According to the National Institute on Drug Abuse, "Illicit drug use in America has been increasing. In 2012, an estimated 23.9 million Americans aged 12 or older—or 9.2 percent of the population—had used an illicit drug or abused a psychotherapeutic medication (such as a pain reliever, stimulant, or tranquilizer) in the past month."

Ouch, right? Those numbers make an even more painful impact when the alcohol or drug user they are talking about is your very own sweet baby girl or boy. As our children enter the teen years and adulthood they are faced with more access to alcohol and drugs than ever before. I was recently driving with my 60 year old friend through the small town he grew up in he told me stories of his teen years. "I was too drunk to be driving one night," he said, "so the cop just carried me in the house and had my friend drive my car home." Not exactly the world we live in now.

 

So what do you do when you find out your teen has regularly been using alcohol or marijuana?

  • Do not over react.

Parents tend to believe they have to make a big stand to scare teens.

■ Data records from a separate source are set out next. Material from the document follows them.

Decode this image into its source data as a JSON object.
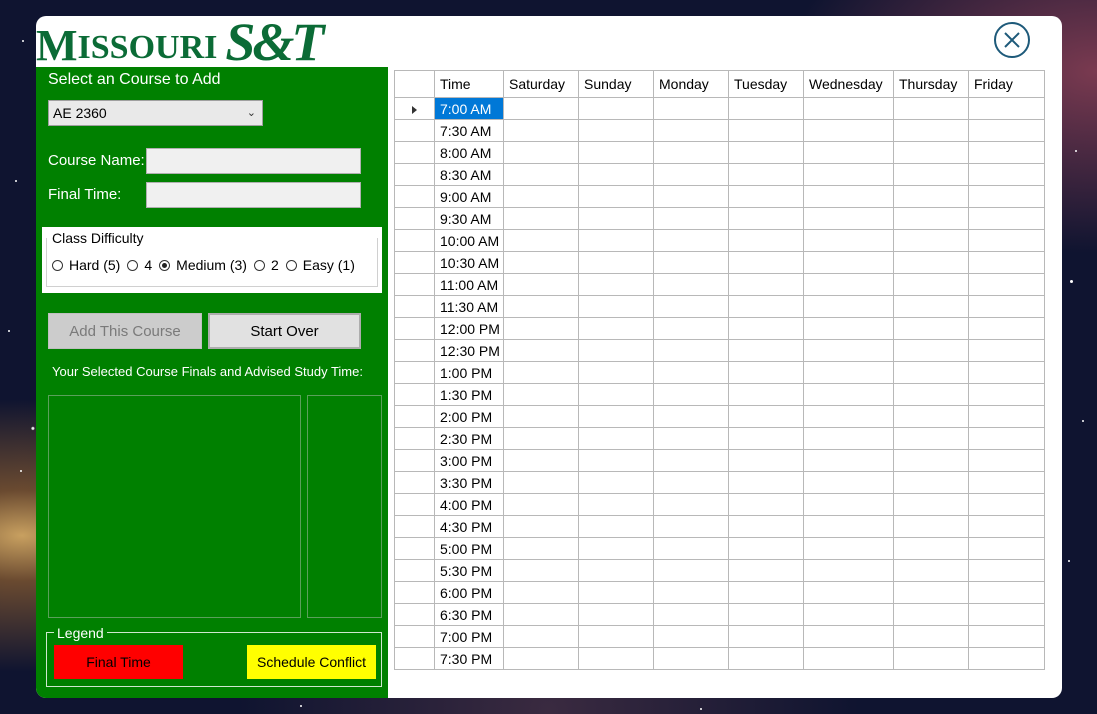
{
  "logo": {
    "word1": "M",
    "word2": "ISSOURI",
    "word3": "S&T"
  },
  "left_panel": {
    "select_label": "Select an Course to Add",
    "selected_course": "AE 2360",
    "course_name_label": "Course Name:",
    "course_name_value": "",
    "final_time_label": "Final Time:",
    "final_time_value": "",
    "difficulty": {
      "title": "Class Difficulty",
      "options": [
        "Hard (5)",
        "4",
        "Medium (3)",
        "2",
        "Easy (1)"
      ],
      "selected_index": 2
    },
    "add_button": "Add This Course",
    "start_over_button": "Start Over",
    "selected_finals_label": "Your Selected Course Finals and Advised Study Time:",
    "legend": {
      "title": "Legend",
      "final_time": "Final Time",
      "schedule_conflict": "Schedule Conflict"
    }
  },
  "colors": {
    "panel_green": "#008000",
    "logo_green": "#0b6b36",
    "final_time_red": "#ff0000",
    "conflict_yellow": "#ffff00",
    "selection_blue": "#0078d7"
  },
  "schedule": {
    "headers": [
      "Time",
      "Saturday",
      "Sunday",
      "Monday",
      "Tuesday",
      "Wednesday",
      "Thursday",
      "Friday"
    ],
    "times": [
      "7:00 AM",
      "7:30 AM",
      "8:00 AM",
      "8:30 AM",
      "9:00 AM",
      "9:30 AM",
      "10:00 AM",
      "10:30 AM",
      "11:00 AM",
      "11:30 AM",
      "12:00 PM",
      "12:30 PM",
      "1:00 PM",
      "1:30 PM",
      "2:00 PM",
      "2:30 PM",
      "3:00 PM",
      "3:30 PM",
      "4:00 PM",
      "4:30 PM",
      "5:00 PM",
      "5:30 PM",
      "6:00 PM",
      "6:30 PM",
      "7:00 PM",
      "7:30 PM"
    ],
    "selected_row": 0
  },
  "icons": {
    "close": "close-circle-icon",
    "row_pointer": "row-pointer-icon",
    "dropdown": "chevron-down-icon"
  }
}
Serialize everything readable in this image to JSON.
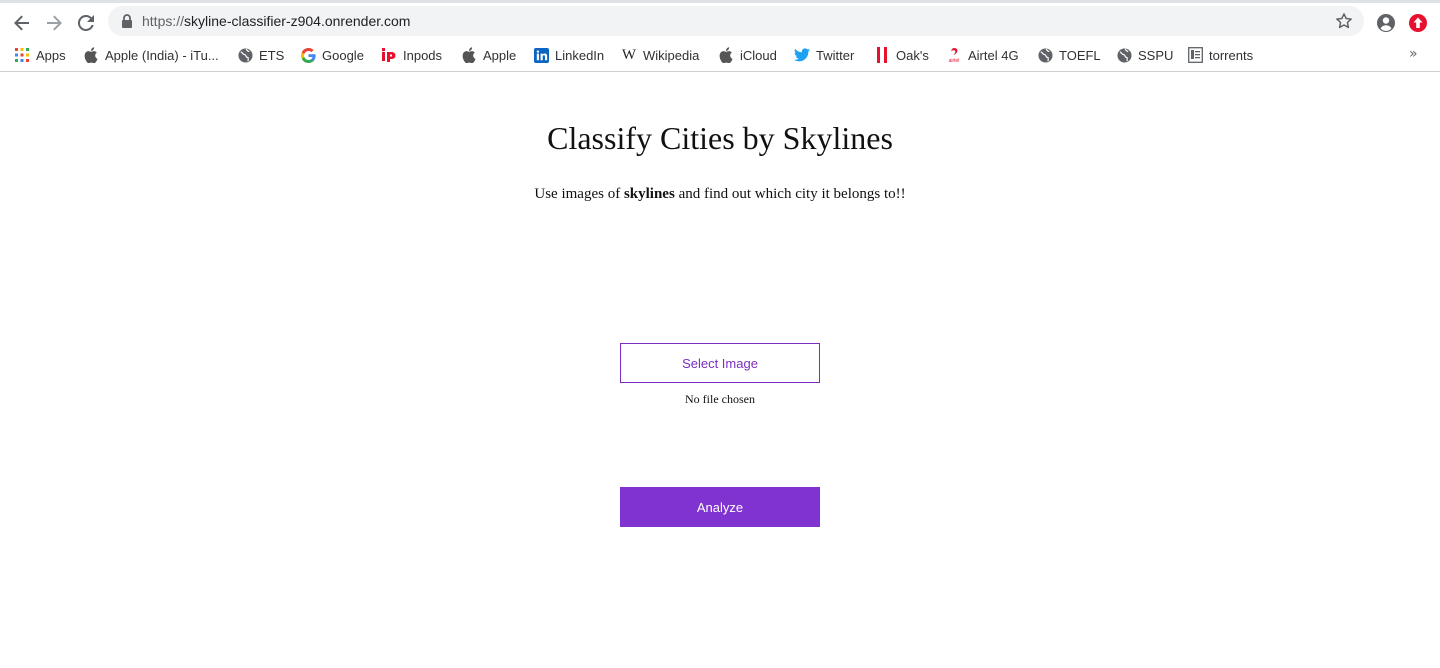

Teens are not easily scared, not away from drugs. Especially not marijuana or alcohol. Remember Dare to Keep Kids Off Drugs? It is not around anymore. Why? Because scare tactics (the programs primary focus) does not work; teens are invincible, right? Therefore, keep it simple. Explain your family rules, your expectations and a consequence such as staying in a weekend and a shorter curfew for a few weeks. A giant punishment loses the intended effect and alienates you from your teen.